Minister of State for Industries, Tourism, Civil Aviation and Others
- In office 2002–2007

MLA of Gujarat
- In office 2002–2007
- In office 2007–2012
- Constituency: Mehsana

Personal details
- Born: 8 March 1944 Lanva village near Mehsana
- Died: 8 February 2018 (aged 73) Ahmedabad, Gujarat, India
- Party: Bharatiya Janata Party
- Spouse: Shardaben Patel
- Parent: Tribhovandas Patel
- Occupation: Politician

= Anilkumar Patel =

Indian politician, educationalist, and industrialist (1944–2019)

Anilkumar Tribhovandas Patel (8 March 1944 – 8 February 2018) was an Indian politician, educationist and industrialist from Mehsana, Gujarat. He was a Member of Legislative assembly from Mehsana constituency for 11th and 12th Gujarat Legislative Assembly.

==Early life==
Anilkumar Patel was born on 8 March 1944 in Lanva village near Mehsana (now in Gujarat, India).
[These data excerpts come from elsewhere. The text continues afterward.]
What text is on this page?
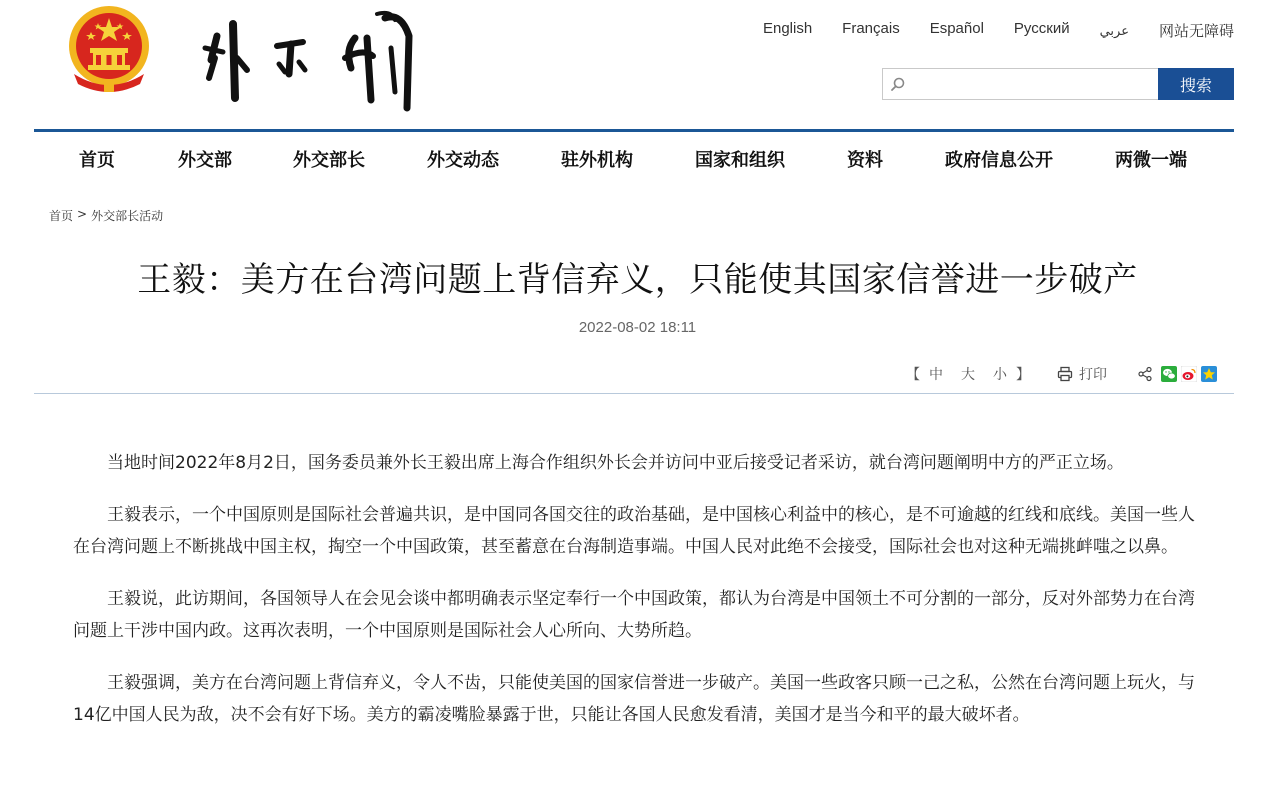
English Français Español Русский عربي 网站无障碍
搜索
首页	外交部	外交部长	外交动态	驻外机构	国家和组织	资料	政府信息公开	两微一端
首页 > 外交部长活动
王毅：美方在台湾问题上背信弃义，只能使其国家信誉进一步破产
2022-08-02 18:11
【 中 大 小 】	打印

当地时间2022年8月2日，国务委员兼外长王毅出席上海合作组织外长会并访问中亚后接受记者采访，就台湾问题阐明中方的严正立场。

王毅表示，一个中国原则是国际社会普遍共识，是中国同各国交往的政治基础，是中国核心利益中的核心，是不可逾越的红线和底线。美国一些人在台湾问题上不断挑战中国主权，掏空一个中国政策，甚至蓄意在台海制造事端。中国人民对此绝不会接受，国际社会也对这种无端挑衅嗤之以鼻。

王毅说，此访期间，各国领导人在会见会谈中都明确表示坚定奉行一个中国政策，都认为台湾是中国领土不可分割的一部分，反对外部势力在台湾问题上干涉中国内政。这再次表明，一个中国原则是国际社会人心所向、大势所趋。

王毅强调，美方在台湾问题上背信弃义，令人不齿，只能使美国的国家信誉进一步破产。美国一些政客只顾一己之私，公然在台湾问题上玩火，与14亿中国人民为敌，决不会有好下场。美方的霸凌嘴脸暴露于世，只能让各国人民愈发看清，美国才是当今和平的最大破坏者。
His father Tribhovandas Patel was a social worker and had donated a piece of his land in Bhoodan Movement. His father was murdered when he was eleven. He completed his primary education from Lanva and secondary education from the Kadi Sarva Vidyalaya. He graduated from the Birla Vishwakarma Mahavidyalaya, Vallabh Vidyanagar. He later moved to United States and studied Master of Science in Industrial Engineering. He returned to India after a brief period of job there.

==Career==
With his four brothers, he founded an earthmover manufacturing company in 1969, which grew from the small-scale industry to the public limited company Gujarat Apollo Industries Ltd. He later served as its Chairman and Managing Director (CMD).

He served as the Managing Trustee of Sardar Vidyabhavan Trust, an educational trust. With help of Ganpat Patel, he founded a science college under the trust. With help of others, the number of educational institutes grew and the Ganpat University was formed. He served as its founder president. He was also the president of the Patidar community organisation Shri Umiya Mata Sansthan, Unjha. He was also associated with Mehsana GIDC, Mehsana Urban Cooperative Bank (served as Chairman) and Dharti Vikas Mandal.

Anilkumar Patel was elected as the Member of Legislative assembly (MLA) from Mehsana constituency for 11th and 12th Gujarat legislative assembly (2002 – 2007, 2007 – 2012). He served as the Minister of State for Industries, Tourism, Civil Aviation and Others from 2002 to 2007. He died on 8 February 2018 at Ahmedabad following prostate cancer. He was cremated at the Ganpat University campus near Mehsana.

==Personal life==
Anilkumar Patel married Shardaben Patel and had two sons: Asit and Anand. She contested the 2019 Indian general election and was elected from the Mehsana constituency as Member of Parliament.